Дверь открылась, Нина Павловна, переступив порог, вздрогнула и попятилась назад, но, всмотревшись, пошла навстречу Валентину, а ощутив его руку в своей, вдруг припала к Валентину и беззвучно заплакала.
— Что вы, Нина Павловна, — растерянно говорил Валентин, чувствуя, как его губы подрагивают. — Не надо, Нина Павловна... Не надо...
Успокоившись, Нина Павловна села на стул и как-то жалобно улыбнулась:
— Извините, Валентин... Чем-то Александра, Сашу моего, напомнили вы, вот я и испугалась сначала.
— А я в военном, потому и похож, — дрогнувшим голосом произнес Валентин, и в уголках его упрямого рта скользнула беспомощная ответная улыбка.
После ужина Нина Павловна виновато посмотрела на Валентина и дочь:
— Вы уж не будьте в обиде: не могу сегодня долго с вами посидеть, поговорить... Сердце снова разболелось.
И она ушла в соседнюю комнату.
—
Валентин внимательно посмотрел на девушку:
— А вы ей все рассказываете?
— Конечно. Зачем же скрывать от матери... — горячо заговорила Галина, но, поймав его удивленный взгляд, потупилась и тихо сказала:
— Она же все письма ваши читала. Как друг Александра, вы ей очень близки.

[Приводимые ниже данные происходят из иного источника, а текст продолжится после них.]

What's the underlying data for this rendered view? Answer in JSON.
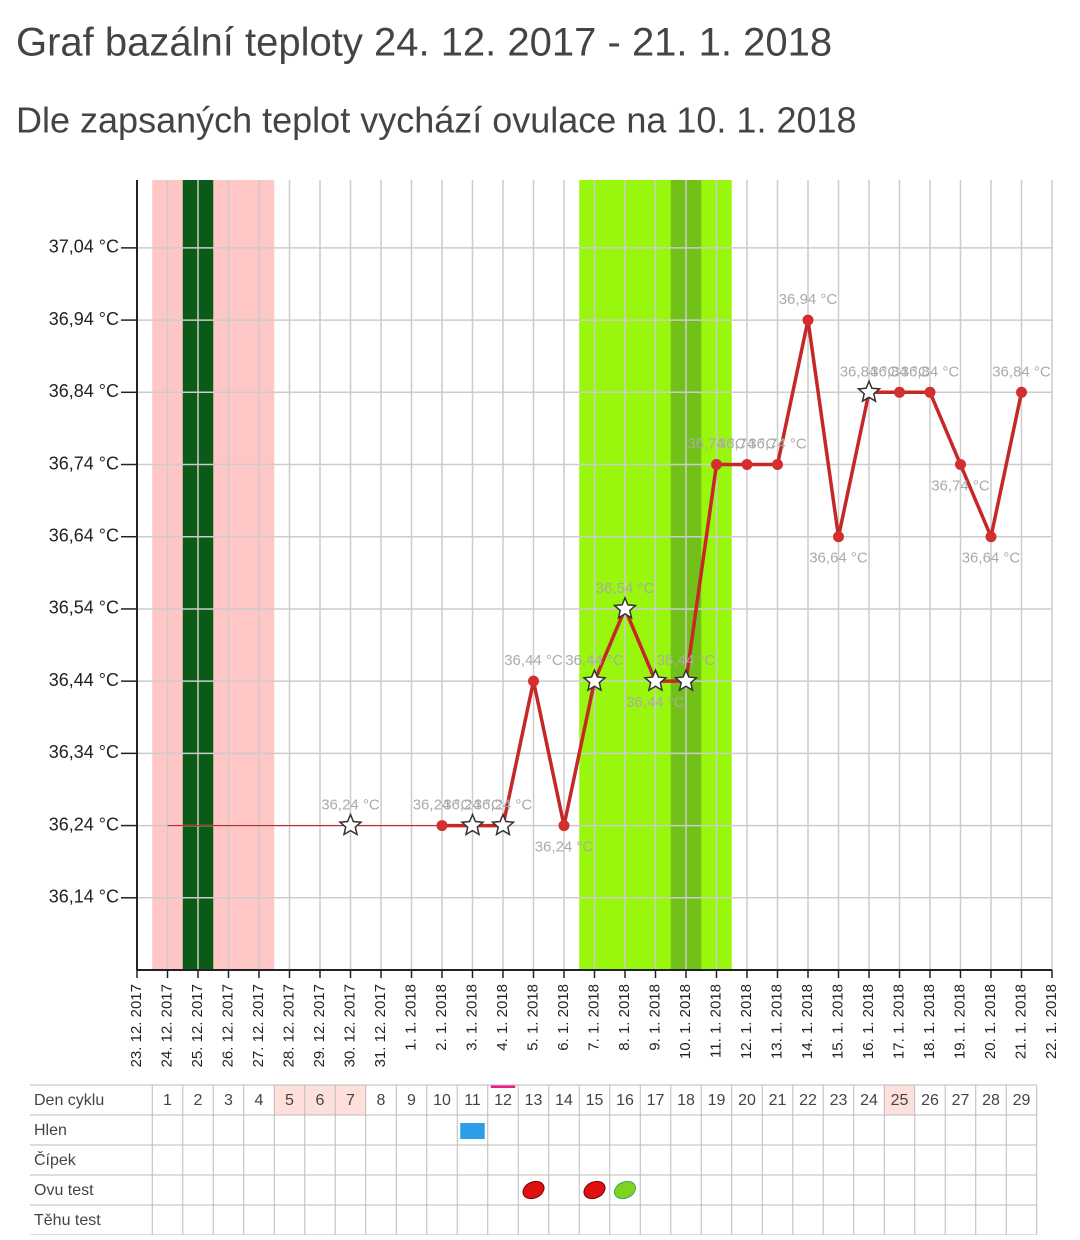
{
  "chart_data": {
    "type": "line",
    "title": "Graf bazální teploty 24. 12. 2017 - 21. 1. 2018",
    "subtitle": "Dle zapsaných teplot vychází ovulace na 10. 1. 2018",
    "categories": [
      "23. 12. 2017",
      "24. 12. 2017",
      "25. 12. 2017",
      "26. 12. 2017",
      "27. 12. 2017",
      "28. 12. 2017",
      "29. 12. 2017",
      "30. 12. 2017",
      "31. 12. 2017",
      "1. 1. 2018",
      "2. 1. 2018",
      "3. 1. 2018",
      "4. 1. 2018",
      "5. 1. 2018",
      "6. 1. 2018",
      "7. 1. 2018",
      "8. 1. 2018",
      "9. 1. 2018",
      "10. 1. 2018",
      "11. 1. 2018",
      "12. 1. 2018",
      "13. 1. 2018",
      "14. 1. 2018",
      "15. 1. 2018",
      "16. 1. 2018",
      "17. 1. 2018",
      "18. 1. 2018",
      "19. 1. 2018",
      "20. 1. 2018",
      "21. 1. 2018",
      "22. 1. 2018"
    ],
    "series": [
      {
        "color": "#c62828",
        "values": [
          null,
          null,
          null,
          null,
          null,
          null,
          null,
          36.24,
          null,
          null,
          36.24,
          36.24,
          36.24,
          36.44,
          36.24,
          36.44,
          36.54,
          36.44,
          36.44,
          36.74,
          36.74,
          36.74,
          36.94,
          36.64,
          36.84,
          36.84,
          36.84,
          36.74,
          36.64,
          36.84,
          null
        ],
        "value_labels": [
          null,
          null,
          null,
          null,
          null,
          null,
          null,
          "36,24 °C",
          null,
          null,
          "36,24 °C",
          "36,24 °C",
          "36,24 °C",
          "36,44 °C",
          "36,24 °C",
          "36,44 °C",
          "36,54 °C",
          "36,44 °C",
          "36,44 °C",
          "36,74 °C",
          "36,74 °C",
          "36,74 °C",
          "36,94 °C",
          "36,64 °C",
          "36,84 °C",
          "36,84 °C",
          "36,84 °C",
          "36,74 °C",
          "36,64 °C",
          "36,84 °C",
          null
        ],
        "markers": [
          null,
          null,
          null,
          null,
          null,
          null,
          null,
          "star",
          null,
          null,
          "dot",
          "star",
          "star",
          "dot",
          "dot",
          "star",
          "star",
          "star",
          "star",
          "dot",
          "dot",
          "dot",
          "dot",
          "dot",
          "star",
          "dot",
          "dot",
          "dot",
          "dot",
          "dot",
          null
        ]
      }
    ],
    "ylim": [
      36.04,
      37.134
    ],
    "yticks": [
      {
        "value": 36.14,
        "label": "36,14 °C"
      },
      {
        "value": 36.24,
        "label": "36,24 °C"
      },
      {
        "value": 36.34,
        "label": "36,34 °C"
      },
      {
        "value": 36.44,
        "label": "36,44 °C"
      },
      {
        "value": 36.54,
        "label": "36,54 °C"
      },
      {
        "value": 36.64,
        "label": "36,64 °C"
      },
      {
        "value": 36.74,
        "label": "36,74 °C"
      },
      {
        "value": 36.84,
        "label": "36,84 °C"
      },
      {
        "value": 36.94,
        "label": "36,94 °C"
      },
      {
        "value": 37.04,
        "label": "37,04 °C"
      }
    ],
    "grid": true,
    "bands": [
      {
        "start_day": 1,
        "end_day": 4,
        "color": "#ffc6c6"
      },
      {
        "start_day": 2,
        "end_day": 2,
        "color": "#0b5a17"
      },
      {
        "start_day": 15,
        "end_day": 19,
        "color": "#99f60d"
      },
      {
        "start_day": 18,
        "end_day": 18,
        "color": "#72c118"
      }
    ]
  },
  "table": {
    "rows": [
      "Den cyklu",
      "Hlen",
      "Čípek",
      "Ovu test",
      "Těhu test"
    ],
    "days": [
      1,
      2,
      3,
      4,
      5,
      6,
      7,
      8,
      9,
      10,
      11,
      12,
      13,
      14,
      15,
      16,
      17,
      18,
      19,
      20,
      21,
      22,
      23,
      24,
      25,
      26,
      27,
      28,
      29
    ],
    "highlight_days": [
      5,
      6,
      7,
      25
    ],
    "today": 12,
    "hlen_days": [
      11
    ],
    "ovu_red_days": [
      13,
      15
    ],
    "ovu_green_days": [
      16
    ]
  }
}
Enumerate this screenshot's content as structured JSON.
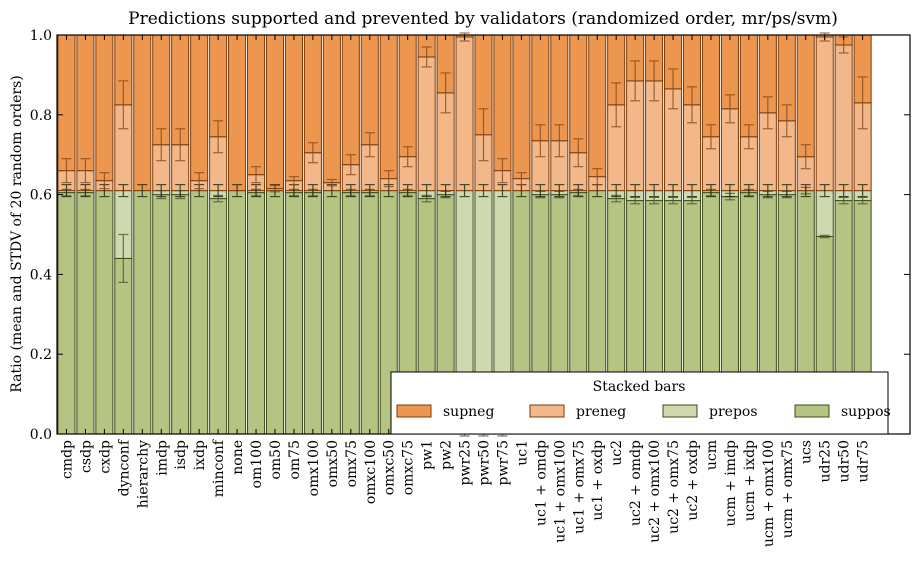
{
  "chart_data": {
    "type": "bar",
    "stacked": true,
    "title": "Predictions supported and prevented by validators (randomized order, mr/ps/svm)",
    "xlabel": "",
    "ylabel": "Ratio (mean and STDV of 20 random orders)",
    "ylim": [
      0,
      1.0
    ],
    "xlim": [
      0,
      45
    ],
    "yticks": [
      "0.0",
      "0.2",
      "0.4",
      "0.6",
      "0.8",
      "1.0"
    ],
    "grid": false,
    "legend": {
      "title": "Stacked bars",
      "placement": "bottom-right",
      "entries": [
        "supneg",
        "preneg",
        "prepos",
        "suppos"
      ]
    },
    "colors": {
      "supneg": "#ec9650",
      "preneg": "#f2b88a",
      "prepos": "#d0d8b0",
      "suppos": "#b5c383",
      "edge_orange": "#7a3a0a",
      "edge_green": "#3c4a1e"
    },
    "categories": [
      "cmdp",
      "csdp",
      "cxdp",
      "dynconf",
      "hierarchy",
      "imdp",
      "isdp",
      "ixdp",
      "minconf",
      "none",
      "om100",
      "om50",
      "om75",
      "omx100",
      "omx50",
      "omx75",
      "omxc100",
      "omxc50",
      "omxc75",
      "pw1",
      "pw2",
      "pwr25",
      "pwr50",
      "pwr75",
      "uc1",
      "uc1 + omdp",
      "uc1 + omx100",
      "uc1 + omx75",
      "uc1 + oxdp",
      "uc2",
      "uc2 + omdp",
      "uc2 + omx100",
      "uc2 + omx75",
      "uc2 + oxdp",
      "ucm",
      "ucm + imdp",
      "ucm + ixdp",
      "ucm + omx100",
      "ucm + omx75",
      "ucs",
      "udr25",
      "udr50",
      "udr75"
    ],
    "cumulative_tops": {
      "suppos": [
        0.605,
        0.605,
        0.61,
        0.44,
        0.61,
        0.6,
        0.6,
        0.61,
        0.59,
        0.61,
        0.605,
        0.61,
        0.605,
        0.605,
        0.61,
        0.605,
        0.605,
        0.61,
        0.605,
        0.59,
        0.6,
        0.005,
        0.005,
        0.005,
        0.61,
        0.6,
        0.6,
        0.605,
        0.61,
        0.59,
        0.585,
        0.585,
        0.585,
        0.585,
        0.605,
        0.595,
        0.605,
        0.6,
        0.6,
        0.61,
        0.495,
        0.585,
        0.585
      ],
      "prepos": [
        0.61,
        0.61,
        0.61,
        0.61,
        0.61,
        0.61,
        0.61,
        0.61,
        0.61,
        0.61,
        0.61,
        0.61,
        0.61,
        0.61,
        0.61,
        0.61,
        0.61,
        0.61,
        0.61,
        0.61,
        0.61,
        0.61,
        0.61,
        0.61,
        0.61,
        0.61,
        0.61,
        0.61,
        0.61,
        0.61,
        0.61,
        0.61,
        0.61,
        0.61,
        0.61,
        0.61,
        0.61,
        0.61,
        0.61,
        0.61,
        0.61,
        0.61,
        0.61
      ],
      "preneg": [
        0.66,
        0.66,
        0.635,
        0.825,
        0.61,
        0.725,
        0.725,
        0.635,
        0.745,
        0.61,
        0.65,
        0.615,
        0.635,
        0.705,
        0.63,
        0.675,
        0.725,
        0.64,
        0.695,
        0.945,
        0.855,
        0.995,
        0.75,
        0.66,
        0.64,
        0.735,
        0.735,
        0.705,
        0.645,
        0.825,
        0.885,
        0.885,
        0.865,
        0.825,
        0.745,
        0.815,
        0.745,
        0.805,
        0.785,
        0.695,
        0.995,
        0.975,
        0.83
      ],
      "supneg": [
        1,
        1,
        1,
        1,
        1,
        1,
        1,
        1,
        1,
        1,
        1,
        1,
        1,
        1,
        1,
        1,
        1,
        1,
        1,
        1,
        1,
        1,
        1,
        1,
        1,
        1,
        1,
        1,
        1,
        1,
        1,
        1,
        1,
        1,
        1,
        1,
        1,
        1,
        1,
        1,
        1,
        1,
        1
      ]
    },
    "stdv": {
      "suppos": [
        0.008,
        0.008,
        0.0,
        0.06,
        0.0,
        0.01,
        0.01,
        0.0,
        0.008,
        0.0,
        0.008,
        0.0,
        0.008,
        0.008,
        0.0,
        0.008,
        0.008,
        0.0,
        0.008,
        0.008,
        0.008,
        0.01,
        0.01,
        0.01,
        0.0,
        0.008,
        0.008,
        0.008,
        0.0,
        0.008,
        0.008,
        0.008,
        0.008,
        0.008,
        0.008,
        0.008,
        0.008,
        0.008,
        0.008,
        0.008,
        0.003,
        0.008,
        0.008
      ],
      "prepos": [
        0.015,
        0.015,
        0.015,
        0.015,
        0.015,
        0.015,
        0.015,
        0.015,
        0.015,
        0.015,
        0.015,
        0.015,
        0.015,
        0.015,
        0.015,
        0.015,
        0.015,
        0.015,
        0.015,
        0.015,
        0.015,
        0.015,
        0.015,
        0.015,
        0.015,
        0.015,
        0.015,
        0.015,
        0.015,
        0.015,
        0.015,
        0.015,
        0.015,
        0.015,
        0.015,
        0.015,
        0.015,
        0.015,
        0.015,
        0.015,
        0.015,
        0.015,
        0.015
      ],
      "preneg": [
        0.03,
        0.03,
        0.02,
        0.06,
        0.0,
        0.04,
        0.04,
        0.02,
        0.04,
        0.0,
        0.02,
        0.008,
        0.01,
        0.025,
        0.008,
        0.025,
        0.03,
        0.02,
        0.025,
        0.025,
        0.05,
        0.01,
        0.065,
        0.03,
        0.015,
        0.04,
        0.04,
        0.035,
        0.02,
        0.055,
        0.05,
        0.05,
        0.05,
        0.045,
        0.03,
        0.035,
        0.03,
        0.04,
        0.04,
        0.03,
        0.01,
        0.02,
        0.065
      ]
    }
  }
}
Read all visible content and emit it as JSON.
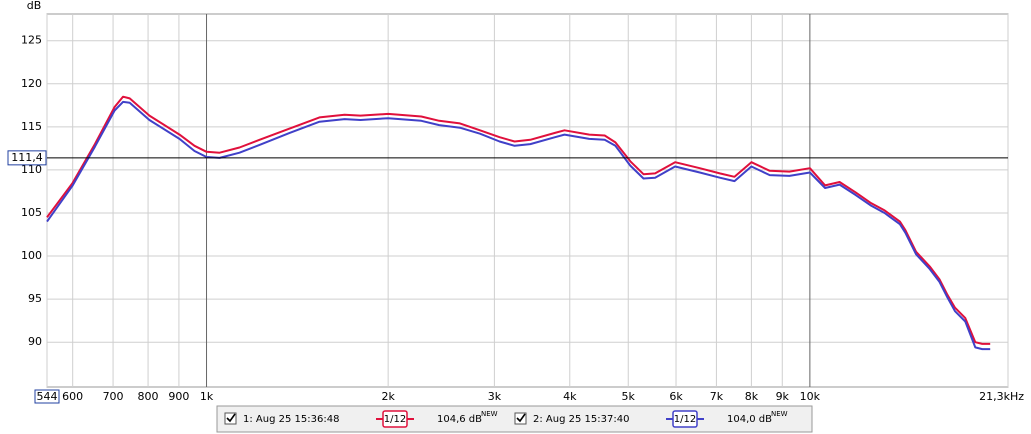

— Только как друг Александра Васильевича?
Галина быстро вскинула глаза:
— А разве этого мало?
Но поняв, что именно хотел сказать Валентин, застенчиво сказала:
— Не надо об этом, Валентин... Мы о многом писали в письмах друг другу, но письма — лишь какая-то частица правды о человеке.
Валентин нахмурился:
— Как же мне быть?
— Очень просто... — ответила Галина. — Будьте нашим гостем... Моим и маминым... Живите пока у нас, а там... Устроитесь на работу, осмотритесь, как говорится, и может быть, совсем по-другому все решится.
Сказала она это не вполне искренне, движимая инстинктивной боязнью ошибиться в выборе друга. И ей очень хотелось, чтобы Валентин ответил такое, что смяло бы, отбросило прочь ее сомнения.
Но он отвернулся, хмуро кусая губы, затем глухо произнес:
— Ну что ж, гостем, так гостем. Надеюсь, в гостях долго не задерживают?
Галина вспыхнула:
— Дело ваше, — потом глухо добавила: — Я никак, судя по письмам, не подумала бы, что вы сможете обидеть человека с первых же часов. Вот видите, как можно ошибиться, если поверить лишь письмам.
— Я не хотел вас обижать, — покачал головой Валентин. И уже дружелюбно добавил: — Смешно, наверно, со стороны посмотреть на нас. Сидим, дуемся, будто наследство делим, а, Галинка?
Галинка недоверчиво посмотрела на него:
— Не знаю... — а приглядевшись и не заметив в его лице ничего другого, кроме желания помириться, облегченно рассмеялась и сказала: — Ну вот, первая ссора миновала. И, пожалуй, удачно. Ох, и характерец у вас, Валентин. Эдак мы за долгую жизнь попортим друг другу много нервов.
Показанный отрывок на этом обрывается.